Let us recall the Laplace's multipole expansion formula into Legendre polynomials: $$\frac{1}{|\vec{r}'-\vec{r}|}=\frac{1}{r}\sum_{n=0}^\infty \left(\frac{r'}{r}\right)^n P_n(Y)\qquad ;r\geq r',$$

where I have denoted $Y:=\hat{r}\bullet\hat{r}'$. If we assume that $r=r'=1$, then $$\frac{1}{|\hat{r}'-\hat{r}|}=\sum_{n=0}^\infty P_n(Y)$$

The average distance between two uniformly distributed points on the unit sphere we denote as $\bar{L}$. Since $$|\vec{r}'-\vec{r}|=(\vec{r}'-\vec{r})^2/|\vec{r}'-\vec{r}|=(r'^2+r^2-2rr'Y)/|\vec{r}'-\vec{r}|,$$

we have for $r=r'=1$: $$|\hat{r}'-\hat{r}|=2(1-Y)/|\hat{r}'-\hat{r}|$$

and via Laplace's expansion therefore

$$\bar{L} = \mathbb{E}\left[|\hat{r}'-\hat{r}|\right]=\frac{1}{(4\pi)^2}\oint \oint |\hat{r}'-\hat{r}| d\Omega' d\Omega=\frac{1}{8\pi^2}\sum_{n=0}^\infty\oint \oint \left(1-Y\right) P_n(Y) d\Omega' d\Omega.$$

Due to orthogonality, we know as well that $$\oint P_n(Y)P_m(Y) d\Omega = \frac{4\pi}{2n+1} \delta_{nm}.$$

Since $1=P_0(Y)$ and $Y = P_1(Y)$, we immediately get

$$ \bar{L} = \frac{1}{8\pi^2}\sum_{n=0}^\infty\oint \oint \left(1-Y\right) P_n(Y) d\Omega' d\Omega = \frac{1}{2\pi} \oint \left(1-\frac{1}{3}\right) d\Omega = \frac{1}{2\pi}\frac{2}{3}4\pi = \frac{4}{3}$$

(b) UNIT BALL

The average distance between uniformly distrubuted two random points in the unit ball is given by$\bar{L} = \mathbb{E}\left[|\vec{r}'-\vec{r}|\right]$. Since the problem is symmetric with respect of labeling of the two points and changing their place, we can define a random variable $L' := |\vec{r}'-\vec{r}|\theta(r-r')$ which vanishes when $r'>r$. Clearly, we miss exactly half of the points, therefore

$$\bar{L} = 2\bar{L}' = 2\mathbb{E}\left[|\vec{r}'-\vec{r}|\theta(r-r')\right]=2\left(\frac{3}{4\pi}\right)^2\int \int |\vec{r}'-\vec{r}|\theta(r-r') dV' dV$$,

which can be expanded by the same trick as before.

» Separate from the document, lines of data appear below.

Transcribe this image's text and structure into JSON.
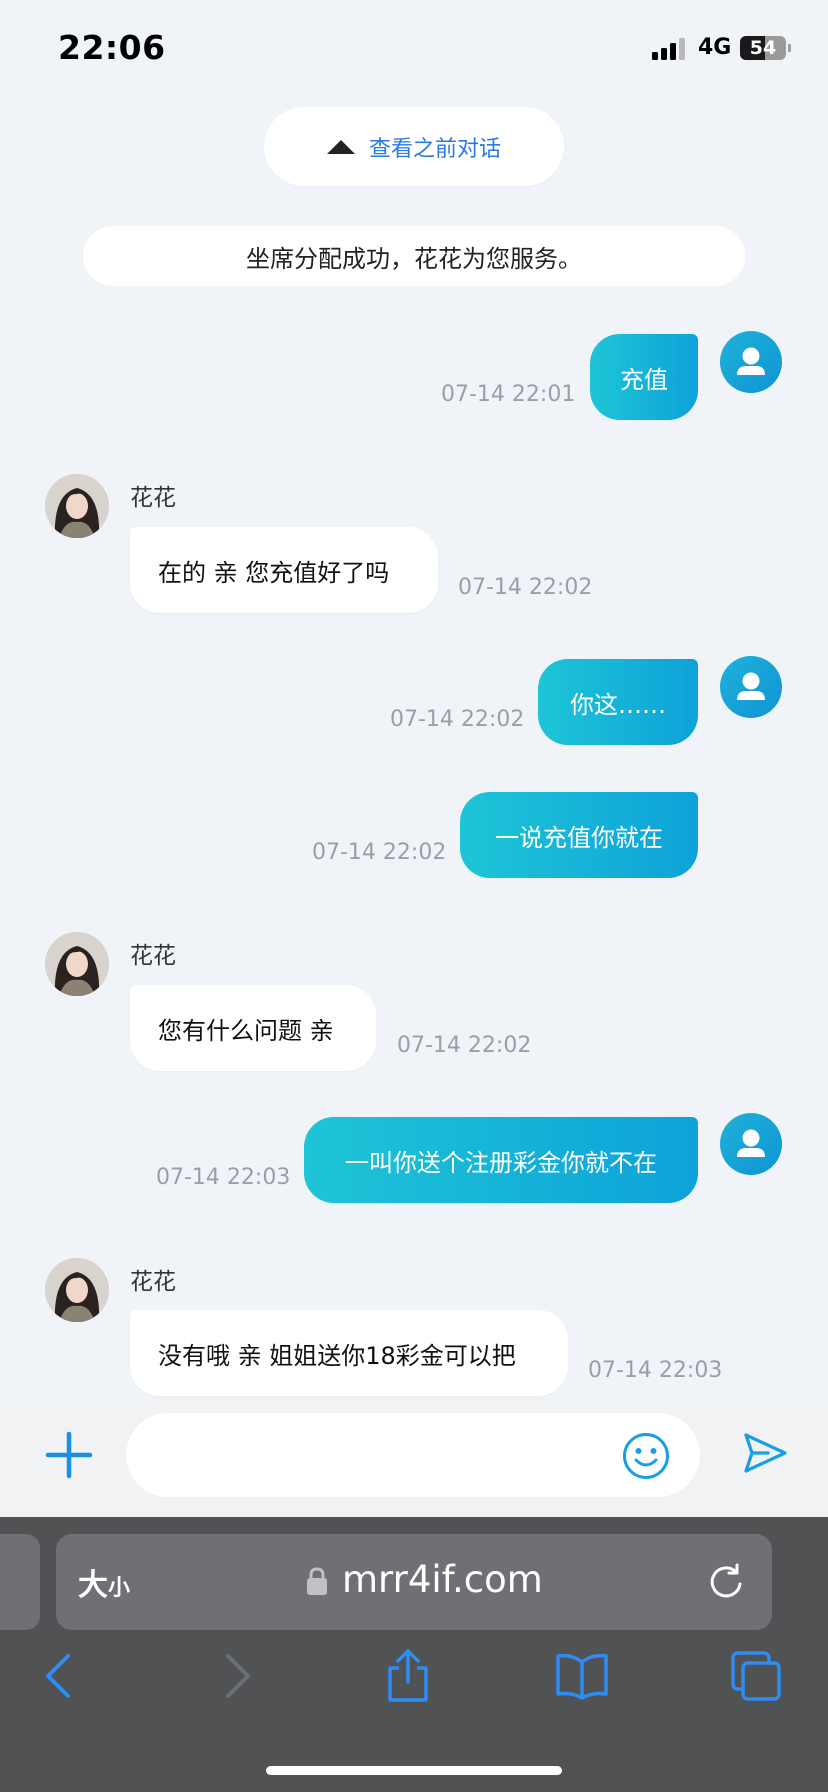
{
  "status_bar": {
    "time": "22:06",
    "network": "4G",
    "battery": "54",
    "battery_fraction": 0.54
  },
  "chat": {
    "history_link": "查看之前对话",
    "system_notice": "坐席分配成功，花花为您服务。",
    "agent_name": "花花",
    "messages": [
      {
        "from": "user",
        "text": "充值",
        "time": "07-14 22:01"
      },
      {
        "from": "agent",
        "name": "花花",
        "text": "在的 亲 您充值好了吗",
        "time": "07-14 22:02"
      },
      {
        "from": "user",
        "text": "你这……",
        "time": "07-14 22:02"
      },
      {
        "from": "user",
        "text": "一说充值你就在",
        "time": "07-14 22:02"
      },
      {
        "from": "agent",
        "name": "花花",
        "text": "您有什么问题 亲",
        "time": "07-14 22:02"
      },
      {
        "from": "user",
        "text": "一叫你送个注册彩金你就不在",
        "time": "07-14 22:03"
      },
      {
        "from": "agent",
        "name": "花花",
        "text": "没有哦 亲 姐姐送你18彩金可以把",
        "time": "07-14 22:03"
      }
    ]
  },
  "input_bar": {
    "placeholder": ""
  },
  "safari": {
    "text_size_big": "大",
    "text_size_small": "小",
    "url": "mrr4if.com"
  },
  "colors": {
    "accent": "#0ea2d9",
    "user_bubble_start": "#1ec5d6",
    "link_blue": "#2a7ae2",
    "toolbar_blue": "#2f8cf2"
  },
  "icons": [
    "signal-icon",
    "battery-icon",
    "caret-up-icon",
    "user-avatar-icon",
    "plus-icon",
    "emoji-icon",
    "send-icon",
    "lock-icon",
    "reload-icon",
    "back-icon",
    "forward-icon",
    "share-icon",
    "bookmarks-icon",
    "tabs-icon"
  ]
}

One gets $$ \bar{L} = \frac{9}{8\pi^2}\int_0^1 \int_0^r \oint \oint \left(r'^2+r^2-2rr'Y\right) \frac{1}{r} \sum_{n=0}^\infty \left(\frac{r'}{r}\right)^n P_n(Y) r^2r'^2 d\Omega' d\Omega dr' dr$$

Due to orthogonality, we get $$ \bar{L} = 18\int_0^1 \int_0^r\frac{1}{r}\left(r'^2+r^2-\frac{2}{3}rr'\frac{r'}{r}\right) r^2r'^2 dr'dr = 18\int_0^1 r^6\left(\frac{1}{5}+\frac{1}{3}-\frac{2}{3}\frac{1}{5}\right)dr = \frac{36}{35}$$

(c) BALL DISTRIBUTION FUNCTION

Denote the probablity density of $L$ as a function $g(\lambda)$, for this function one has $$g(\lambda) = \left(\frac{3}{4\pi}\right)^2\int\int \delta\left(|\vec{r}'-\vec{r}|-\lambda\right)dV'dV.$$

We expand the $\delta(L-\lambda)$ as a sum of Legendre polynomials. Note that $\delta(L-\lambda) \neq 0$ only when $|r'-r|<\lambda<r+r$ since $|\vec{r}'-\vec{r}|\in (|r'-r|,r'+r)$. Since $L = |\vec{r}'-\vec{r}|=\sqrt{r'^2 + r^2 - 2rr'Y}$ and $\delta(f(x))=\delta(x-x_0)/|f'(x_0)|$ with $f(x_0)=0$, we get

$$\delta(L-\lambda) = \frac{\sqrt{r'^2 + r^2 - 2rr' Y}}{rr'}\delta\left(Y-\frac{r'^2+r^2-\lambda^2}{2rr'}\right)=\frac{\lambda}{rr'}\delta\left(Y-\frac{r'^2+r^2-\lambda^2}{2rr'}\right).$$

Without loss of generality, we assume $r'<r$ (symmetry), $r-r'<\lambda<r+r'$ (vanishment), then

$$\delta(L-\lambda) = \sum_{n=0}^\infty A_n P_n(Y)$$

Integrating with $P_m(Y)$ over $d\Omega$ and using the orthogonality relation, we get

$$A_n = \frac{2n+1}{2} \int_{-1}^1 \delta(L - \lambda) P_n(Y) dY = \frac{2n+1}{2} \int_{-1}^1 \frac{\lambda}{rr'}\delta\left(Y-\frac{r'^2+r^2-\lambda^2}{2rr'}\right) P_n(Y) dY,$$

therefore for $|r-r'|<\lambda<r+r'$: $$\delta(L-\lambda)= \frac{\lambda}{2rr'} \sum_{n=0}^\infty (2n+1)P_n\left(\frac{r'^2+r^2-\lambda^2}{2rr'}\right)P_n(Y).$$

For the probability density therefore, with help of symmetry $$g(\lambda) = 2\lambda\left(\frac{3}{4\pi}\right)^2 \sum_{n=0}^\infty \underset{0<r-r'<\lambda<r+r'}{\int \int \oint \oint} \frac{2n+1}{2rr'} P_n\left(\frac{r'^2+r^2-\lambda^2}{2rr'}\right)P_n(Y) r'^2 r^2 d\Omega' d\Omega dr' dr$$

which is due to orthogonality (only $n=0$ survives) $$g(\lambda) = 9\lambda \int_{\lambda/2}^{1} \int_{\lambda-r}^{r}\!\! r'r\, dr' dr = \frac{9}{2}\lambda^2 \int_{\lambda/2}^{1} \!\! 2r^2\!-\!\lambda r\, dr = \frac{3}{16}\lambda^2 (2-\lambda)^2(4+\lambda)$$